4. Enable Mixed Spot + On-Demand Instances and Retry
{
"aws_attributes": {
"availability": "SPOT_WITH_FALLBACK"
}
}
- If job stability improves, use this configuration for cost savings.
5. Best Practices to Prevent Spot Instance Failures in Databricks
✅ Use On-Demand Instances for Critical Workloads
- For long-running jobs, avoid Spot instances.

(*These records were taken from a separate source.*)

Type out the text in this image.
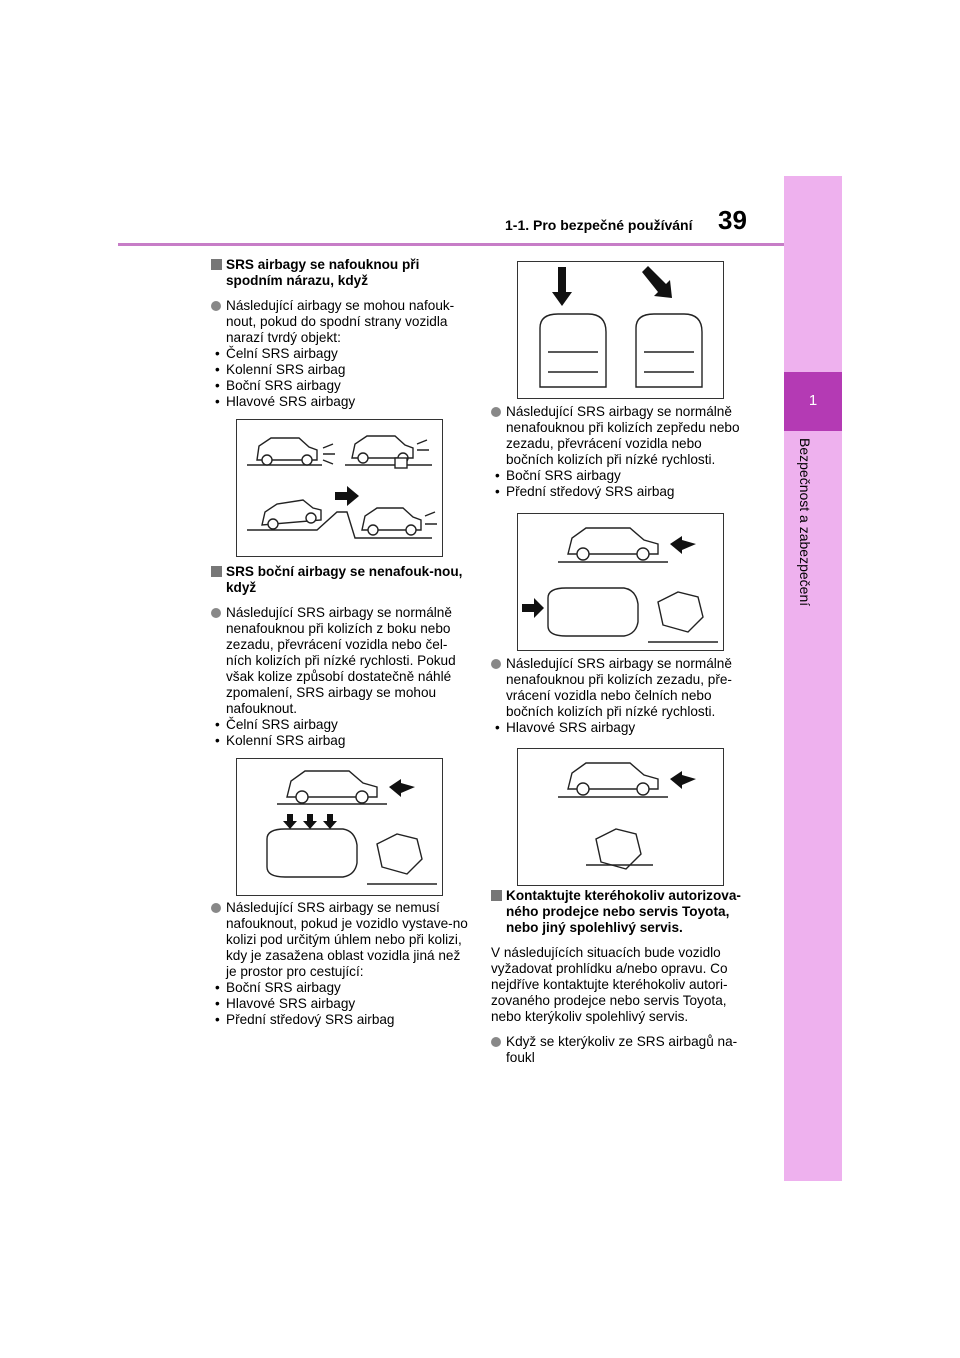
1-1. Pro bezpečné používání 39
1
Bezpečnost a zabezpečení
SRS airbagy se nafouknou při spodním nárazu, když
Následující airbagy se mohou nafouk-nout, pokud do spodní strany vozidla narazí tvrdý objekt:
• Čelní SRS airbagy
• Kolenní SRS airbag
• Boční SRS airbagy
• Hlavové SRS airbagy
SRS boční airbagy se nenafouk-nou, když
Následující SRS airbagy se normálně nenafouknou při kolizích z boku nebo zezadu, převrácení vozidla nebo čel-ních kolizích při nízké rychlosti. Pokud však kolize způsobí dostatečně náhlé zpomalení, SRS airbagy se mohou nafouknout.
• Čelní SRS airbagy
• Kolenní SRS airbag
Následující SRS airbagy se nemusí nafouknout, pokud je vozidlo vystave-no kolizi pod určitým úhlem nebo při kolizi, kdy je zasažena oblast vozidla jiná než je prostor pro cestující:
• Boční SRS airbagy
• Hlavové SRS airbagy
• Přední středový SRS airbag
Následující SRS airbagy se normálně nenafouknou při kolizích zepředu nebo zezadu, převrácení vozidla nebo bočních kolizích při nízké rychlosti.
• Boční SRS airbagy
• Přední středový SRS airbag
Následující SRS airbagy se normálně nenafouknou při kolizích zezadu, pře-vrácení vozidla nebo čelních nebo bočních kolizích při nízké rychlosti.
• Hlavové SRS airbagy
Kontaktujte kteréhokoliv autorizova-ného prodejce nebo servis Toyota, nebo jiný spolehlivý servis.
V následujících situacích bude vozidlo vyžadovat prohlídku a/nebo opravu. Co nejdříve kontaktujte kteréhokoliv autori-zovaného prodejce nebo servis Toyota, nebo kterýkoliv spolehlivý servis.
Když se kterýkoliv ze SRS airbagů na-foukl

✅ Enable Mixed Spot + On-Demand Instances for Cost Savings
- Use Spot with fallback to On-Demand instances.
✅ Spread Spot Instances Across Multiple Availability Zones
- Ensure Databricks clusters can provision in multiple zones.
✅ Enable Checkpointing and Auto-Retry for Job Resilience
- Protect long-running jobs from worker failures.
✅ Monitor Spot Instance Capacity and Replace Workers Faster
- Increase autoscaling limits and use smaller instance types.
6. Conclusion
Spot instance failures (CLUSTER004 – Worker Node Failure) can cause job failures, performance issues, and shuffle errors in Databricks. To prevent disruptions, use:
✅ On-Demand instances for critical workloads.
✅ Spot with fallback for cost savings.
✅ Multi-AZ deployments to improve availability.
✅ Job retries, checkpointing, and autoscaling for resiliency.
By optimizing cluster settings, monitoring spot capacity, and using fault-tolerant execution, Databricks workloads can run efficiently without interruptions.